Combining Filtersedit

The previous two examples showed a single filter in use. In practice, you will probably need to filter on multiple values or fields. For example, how would you express this SQL in Elasticsearch?

SELECT product
FROM   products
WHERE  (price = 20 OR productID = "XHDK-A-1293-#fJ3")
  AND  (price != 30)

In these situations, you will need the bool filter. This is a compound filter that accepts other filters as arguments, combining them in various Boolean combinations.

Bool Filteredit

The bool filter is composed of three sections:

{
   "bool" : {
      "must" :     [],
      "should" :   [],
      "must_not" : [],
   }
}
must
All of these clauses must match. The equivalent of AND.
must_not
All of these clauses must not match. The equivalent of NOT.
should
At least one of these clauses must match. The equivalent of OR.

And that’s it! When you need multiple filters, simply place them into the different sections of the bool filter.

Note

Each section of the bool filter is optional (for example, you can have a must clause and nothing else), and each section can contain a single filter or an array of filters.

To replicate the preceding SQL example, we will take the two term filters that we used previously and place them inside the should clause of a bool filter, and add another clause to deal with the NOT condition:

GET /my_store/products/_search
{
   "query" : {
      "filtered" : { 
         "filter" : {
            "bool" : {
              "should" : [
                 { "term" : {"price" : 20}}, 
                 { "term" : {"productID" : "XHDK-A-1293-#fJ3"}} 
              ],
              "must_not" : {
                 "term" : {"price" : 30} 
              }
           }
         }
      }
   }
}

Note that we still need to use a filtered query to wrap everything.

These two term filters are children of the bool filter, and since they are placed inside the should clause, at least one of them needs to match.

If a product has a price of 30, it is automatically excluded because it matches a must_not clause.
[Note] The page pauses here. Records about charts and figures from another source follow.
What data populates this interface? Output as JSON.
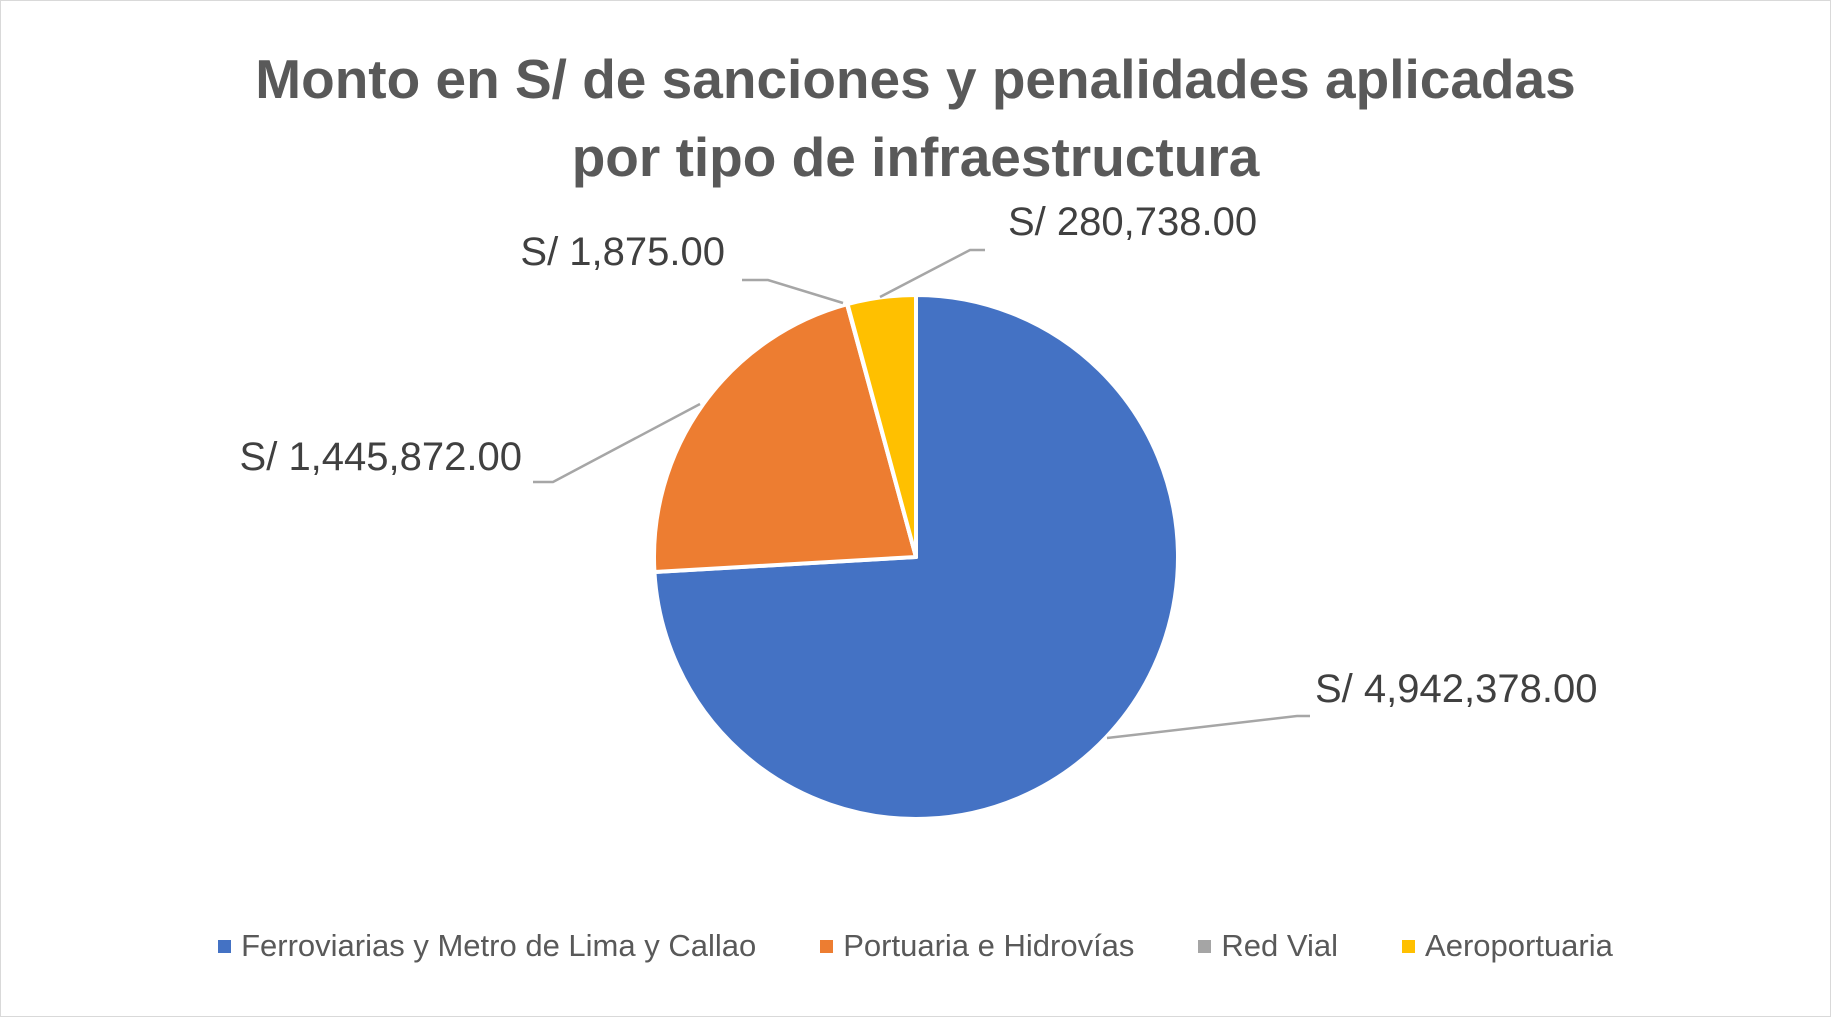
{
  "chart_data": {
    "type": "pie",
    "title_lines": [
      "Monto en S/ de sanciones y penalidades aplicadas",
      "por tipo de infraestructura"
    ],
    "legend_position": "bottom",
    "slices": [
      {
        "name": "Ferroviarias y Metro de Lima y Callao",
        "value": 4942378.0,
        "label": "S/ 4,942,378.00",
        "color": "#4472C4"
      },
      {
        "name": "Portuaria  e Hidrovías",
        "value": 1445872.0,
        "label": "S/ 1,445,872.00",
        "color": "#ED7D31"
      },
      {
        "name": "Red Vial",
        "value": 1875.0,
        "label": "S/ 1,875.00",
        "color": "#A5A5A5"
      },
      {
        "name": "Aeroportuaria",
        "value": 280738.0,
        "label": "S/ 280,738.00",
        "color": "#FFC000"
      }
    ]
  }
}
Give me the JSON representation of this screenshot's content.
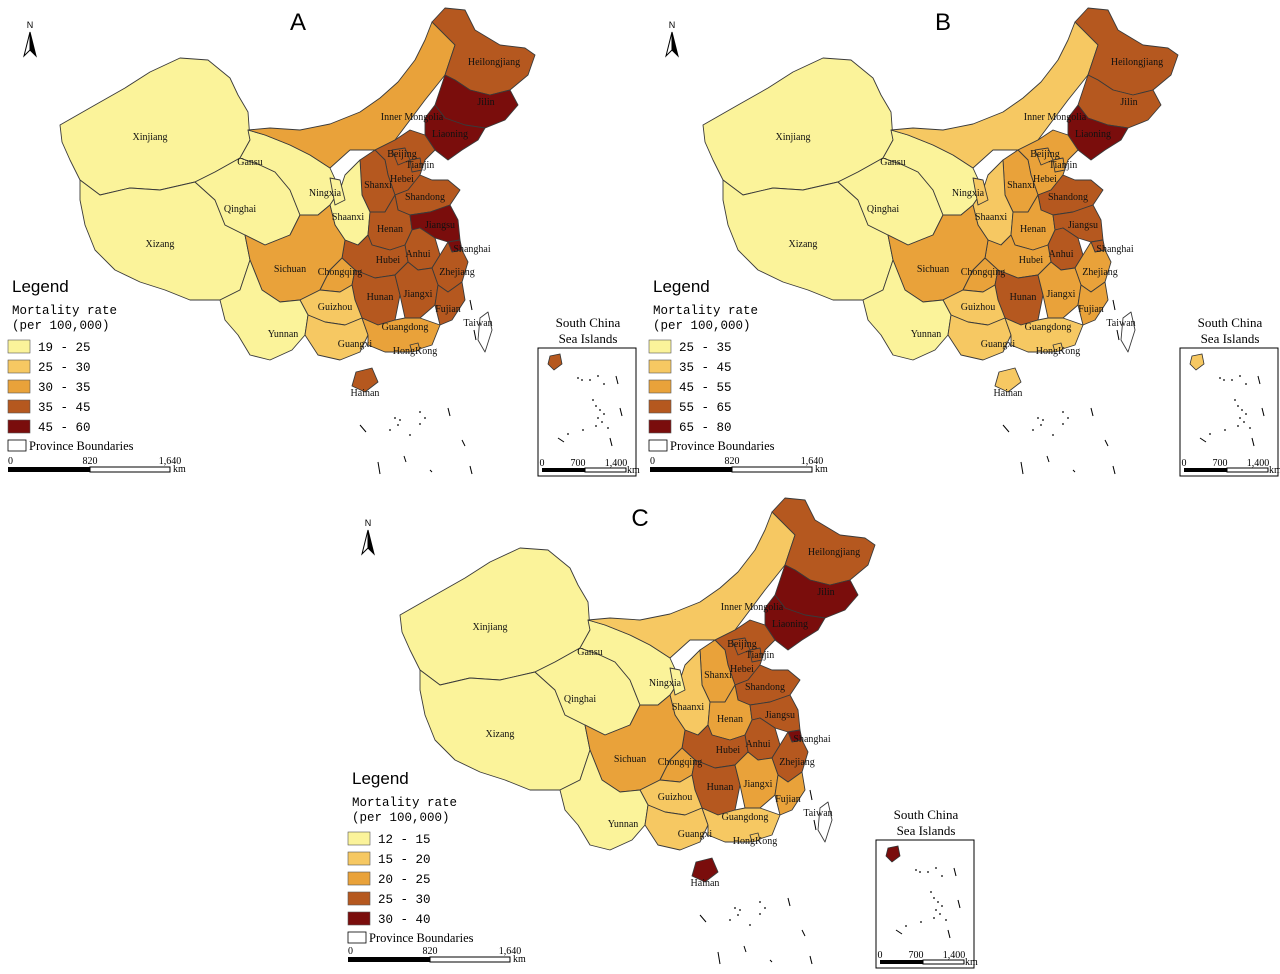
{
  "figure": {
    "panels": [
      {
        "letter": "A",
        "legend": {
          "title": "Legend",
          "subtitle_line1": "Mortality rate",
          "subtitle_line2": "(per 100,000)",
          "classes": [
            "19 - 25",
            "25 - 30",
            "30 - 35",
            "35 - 45",
            "45 - 60"
          ],
          "boundary_label": "Province Boundaries"
        },
        "scale": {
          "ticks": [
            "0",
            "820",
            "1,640"
          ],
          "unit": "km"
        },
        "inset": {
          "title_line1": "South China",
          "title_line2": "Sea Islands",
          "ticks": [
            "0",
            "700",
            "1,400"
          ],
          "unit": "km"
        },
        "province_class": {
          "Xinjiang": 0,
          "Xizang": 0,
          "Qinghai": 0,
          "Gansu": 0,
          "Ningxia": 0,
          "Yunnan": 0,
          "Inner Mongolia": 2,
          "Sichuan": 2,
          "Guangxi": 1,
          "Guizhou": 1,
          "Shaanxi": 0,
          "Heilongjiang": 3,
          "Jilin": 4,
          "Liaoning": 4,
          "Beijing": 3,
          "Tianjin": 3,
          "Hebei": 3,
          "Shanxi": 3,
          "Shandong": 3,
          "Henan": 3,
          "Hubei": 3,
          "Hunan": 3,
          "Anhui": 3,
          "Jiangsu": 4,
          "Shanghai": 4,
          "Zhejiang": 3,
          "Jiangxi": 3,
          "Fujian": 3,
          "Guangdong": 2,
          "Hong Kong": 2,
          "Chongqing": 2,
          "Hainan": 3,
          "Taiwan": -1
        },
        "inset_class": 3
      },
      {
        "letter": "B",
        "legend": {
          "title": "Legend",
          "subtitle_line1": "Mortality rate",
          "subtitle_line2": "(per 100,000)",
          "classes": [
            "25 - 35",
            "35 - 45",
            "45 - 55",
            "55 - 65",
            "65 - 80"
          ],
          "boundary_label": "Province Boundaries"
        },
        "scale": {
          "ticks": [
            "0",
            "820",
            "1,640"
          ],
          "unit": "km"
        },
        "inset": {
          "title_line1": "South China",
          "title_line2": "Sea Islands",
          "ticks": [
            "0",
            "700",
            "1,400"
          ],
          "unit": "km"
        },
        "province_class": {
          "Xinjiang": 0,
          "Xizang": 0,
          "Qinghai": 0,
          "Gansu": 0,
          "Ningxia": 1,
          "Yunnan": 0,
          "Inner Mongolia": 1,
          "Sichuan": 2,
          "Guangxi": 1,
          "Guizhou": 1,
          "Shaanxi": 1,
          "Heilongjiang": 3,
          "Jilin": 3,
          "Liaoning": 4,
          "Beijing": 2,
          "Tianjin": 2,
          "Hebei": 2,
          "Shanxi": 2,
          "Shandong": 3,
          "Henan": 2,
          "Hubei": 2,
          "Hunan": 3,
          "Anhui": 3,
          "Jiangsu": 3,
          "Shanghai": 3,
          "Zhejiang": 2,
          "Jiangxi": 2,
          "Fujian": 2,
          "Guangdong": 1,
          "Hong Kong": 1,
          "Chongqing": 2,
          "Hainan": 1,
          "Taiwan": -1
        },
        "inset_class": 1
      },
      {
        "letter": "C",
        "legend": {
          "title": "Legend",
          "subtitle_line1": "Mortality rate",
          "subtitle_line2": "(per 100,000)",
          "classes": [
            "12 - 15",
            "15 - 20",
            "20 - 25",
            "25 - 30",
            "30 - 40"
          ],
          "boundary_label": "Province Boundaries"
        },
        "scale": {
          "ticks": [
            "0",
            "820",
            "1,640"
          ],
          "unit": "km"
        },
        "inset": {
          "title_line1": "South China",
          "title_line2": "Sea Islands",
          "ticks": [
            "0",
            "700",
            "1,400"
          ],
          "unit": "km"
        },
        "province_class": {
          "Xinjiang": 0,
          "Xizang": 0,
          "Qinghai": 0,
          "Gansu": 0,
          "Ningxia": 0,
          "Yunnan": 0,
          "Inner Mongolia": 1,
          "Sichuan": 2,
          "Guangxi": 1,
          "Guizhou": 1,
          "Shaanxi": 1,
          "Heilongjiang": 3,
          "Jilin": 4,
          "Liaoning": 4,
          "Beijing": 3,
          "Tianjin": 3,
          "Hebei": 3,
          "Shanxi": 2,
          "Shandong": 3,
          "Henan": 2,
          "Hubei": 3,
          "Hunan": 3,
          "Anhui": 3,
          "Jiangsu": 3,
          "Shanghai": 4,
          "Zhejiang": 3,
          "Jiangxi": 2,
          "Fujian": 2,
          "Guangdong": 1,
          "Hong Kong": 1,
          "Chongqing": 2,
          "Hainan": 4,
          "Taiwan": -1
        },
        "inset_class": 4
      }
    ],
    "palette": [
      "#fbf39a",
      "#f6c862",
      "#e9a23a",
      "#b5581f",
      "#7a0d0c"
    ],
    "north_label": "N",
    "province_labels": {
      "Xinjiang": "Xinjiang",
      "Xizang": "Xizang",
      "Qinghai": "Qinghai",
      "Gansu": "Gansu",
      "Ningxia": "Ningxia",
      "Inner Mongolia": "Inner Mongolia",
      "Heilongjiang": "Heilongjiang",
      "Jilin": "Jilin",
      "Liaoning": "Liaoning",
      "Beijing": "Beijing",
      "Tianjin": "Tianjin",
      "Hebei": "Hebei",
      "Shanxi": "Shanxi",
      "Shaanxi": "Shaanxi",
      "Shandong": "Shandong",
      "Henan": "Henan",
      "Jiangsu": "Jiangsu",
      "Shanghai": "Shanghai",
      "Anhui": "Anhui",
      "Hubei": "Hubei",
      "Zhejiang": "Zhejiang",
      "Sichuan": "Sichuan",
      "Chongqing": "Chongqing",
      "Hunan": "Hunan",
      "Jiangxi": "Jiangxi",
      "Fujian": "Fujian",
      "Guizhou": "Guizhou",
      "Yunnan": "Yunnan",
      "Guangxi": "Guangxi",
      "Guangdong": "Guangdong",
      "Hong Kong": "HongKong",
      "Taiwan": "Taiwan",
      "Hainan": "Hainan"
    }
  }
}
Our search results return two hits, each document satisfying a different clause in the bool filter:

"hits" : [
    {
        "_id" :     "1",
        "_score" :  1.0,
        "_source" : {
          "price" :     10,
          "productID" : "XHDK-A-1293-#fJ3" 
        }
    },
    {
        "_id" :     "2",
        "_score" :  1.0,
        "_source" : {
          "price" :     20, 
          "productID" : "KDKE-B-9947-#kL5"
        }
    }
]

Matches the term filter for productID = "XHDK-A-1293-#fJ3"

Matches the term filter for price = 20

Nesting Boolean Filtersedit

Even though bool is a compound filter and accepts children filters, it is important to understand that bool is just a filter itself. This means you can nest bool filters inside other bool filters, giving you the ability to make arbitrarily complex Boolean logic.

Given this SQL statement:

SELECT document
FROM   products
WHERE  productID      = "KDKE-B-9947-#kL5"
  OR (     productID = "JODL-X-1937-#pV7"
       AND price     = 30 )

We can translate it into a pair of nested bool filters:

GET /my_store/products/_search
{
   "query" : {
      "filtered" : {
         "filter" : {
            "bool" : {
              "should" : [
                { "term" : {"productID" : "KDKE-B-9947-#kL5"}}, 
                { "bool" : { 
                  "must" : [
                    { "term" : {"productID" : "JODL-X-1937-#pV7"}}, 
                    { "term" : {"price" : 30}} 
                  ]
                }}
              ]
           }
         }
      }
   }
}

Because the term and the bool are sibling clauses inside the first Boolean should, at least one of these filters must match for a document to be a hit.

These two term clauses are siblings in a must clause, so they both have to match for a document to be returned as a hit.

The results show us two documents, one matching each of the should clauses:

"hits" : [
    {
        "_id" :     "2",
        "_score" :  1.0,
        "_source" : {
          "price" :     20,
          "productID" : "KDKE-B-9947-#kL5" 
        }
    },
    {
        "_id" :     "3",
        "_score" :  1.0,
        "_source" : {
          "price" :      30, 
          "productID" : "JODL-X-1937-#pV7" 
        }
    }
]

This productID matches the term in the first bool.

These two fields match the term filters in the nested bool.

This was a simple example, but it demonstrates how Boolean filters can be used as building blocks to construct complex logical conditions.